La (base) logistica … di tutto quanto

di Miguel Martinez (ripreso da http://kelebeklerblog.com/)

 

Gli anarchici tendono a scrivere in maniera ridondante e sovraccarica, ma spesso ci azzeccano più degli altri. Il Rovescio è un sito che ha questi difetti, ma anche questi pregi, entrambi in abbondanza. Visitandolo, sono rimasto colpito da un articolo sulla questione della logistica. Inizia con una tirata teorico-emotiva, arriva al sodo dopo molti paragrafi, ma il sodo è decisivo (e lo riporto in fondo a questo articolo).

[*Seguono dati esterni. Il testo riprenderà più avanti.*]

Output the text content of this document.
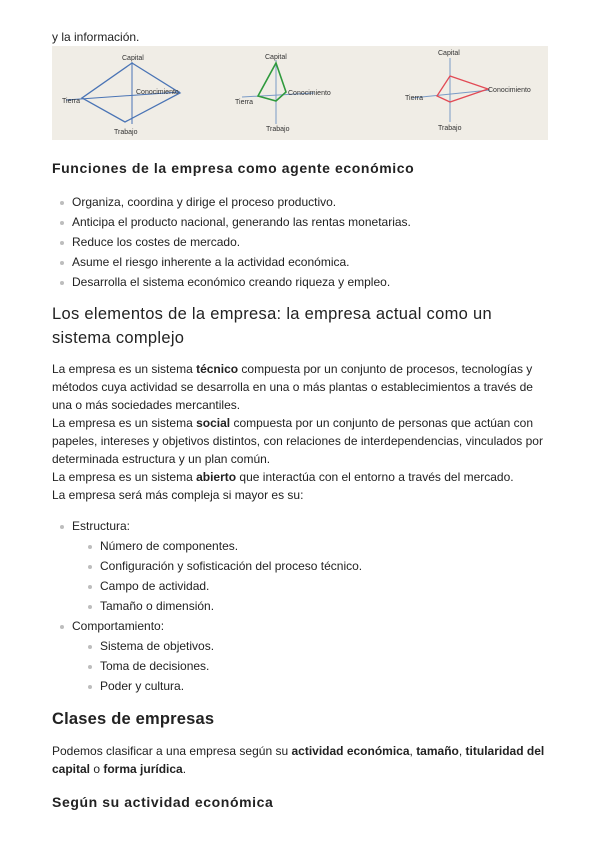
y la información.
Capital
Conocimiento
Tierra
Trabajo
Capital
Conocimiento
Tierra
Trabajo
Capital
Conocimiento
Tierra
Trabajo
Funciones de la empresa como agente económico
Organiza, coordina y dirige el proceso productivo.
Anticipa el producto nacional, generando las rentas monetarias.
Reduce los costes de mercado.
Asume el riesgo inherente a la actividad económica.
Desarrolla el sistema económico creando riqueza y empleo.
Los elementos de la empresa: la empresa actual como un sistema complejo

La empresa es un sistema técnico compuesta por un conjunto de procesos, tecnologías y

métodos cuya actividad se desarrolla en una o más plantas o establecimientos a través de

una o más sociedades mercantiles.

La empresa es un sistema social compuesta por un conjunto de personas que actúan con

papeles, intereses y objetivos distintos, con relaciones de interdependencias, vinculados por

determinada estructura y un plan común.

La empresa es un sistema abierto que interactúa con el entorno a través del mercado.

La empresa será más compleja si mayor es su:

Estructura:
Número de componentes.
Configuración y sofisticación del proceso técnico.
Campo de actividad.
Tamaño o dimensión.
Comportamiento:
Sistema de objetivos.
Toma de decisiones.
Poder y cultura.
Clases de empresas

Podemos clasificar a una empresa según su actividad económica, tamaño, titularidad del

capital o forma jurídica.

Según su actividad económica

Si parla di quello che sta succedendo nel settore della Logistica, cioè del sistema di circolazione delle merci su cui si fonda tutto il resto. Pensate a tutto il circo che orienta le scelte politiche delle persone. Se sappiamo che qualcuno ha dato della pescivendola alla Meloni, se sappiamo che c’è un trans che dice che è sensibile alle offese, se un ghanese clandestino ha molestato una ragazzina, se sappiamo che Alessandra Mussolini si è messa in posa arcobaleno su Instagram per dire che “l’amore viene prima di tutto“… bene, tutto questo scemenzaio esiste perché usiamo dispositivi che anonimi ci portano entro 24 ore a casa, Covid o non Covid – scintillanti meraviglie che si lasciano dietro una traccia di scorie dal Congo alla Cina. Ed è solo l’ultima tappa di un flusso di distruzione tenuto in piedi grazie a migliaia e migliaia di satelliti che vegliano su ogni passaggio.

Il pianeta intero, in questi anni, cielo e terra, è stato ristrutturato in funzione della Logistica, come ci ricorda un interessante rapporto di Recommon: “In un report precedente, How infrastructure is shaping the World (Come le infrastrutture danno forma al mondo), Counter Balance ha inteso sondare gli interessi politico-economici alla base dei “mega corridoi” infrastrutturali: le reti transcontinentali su strada, rotaia, aria e mare costruite per servire sistemi di consegna just-in-time, e per consentire l’estrazione di risorse minerarie ed altre materie prime in zone sempre più sperdute, con grandi costi socio-ambientali.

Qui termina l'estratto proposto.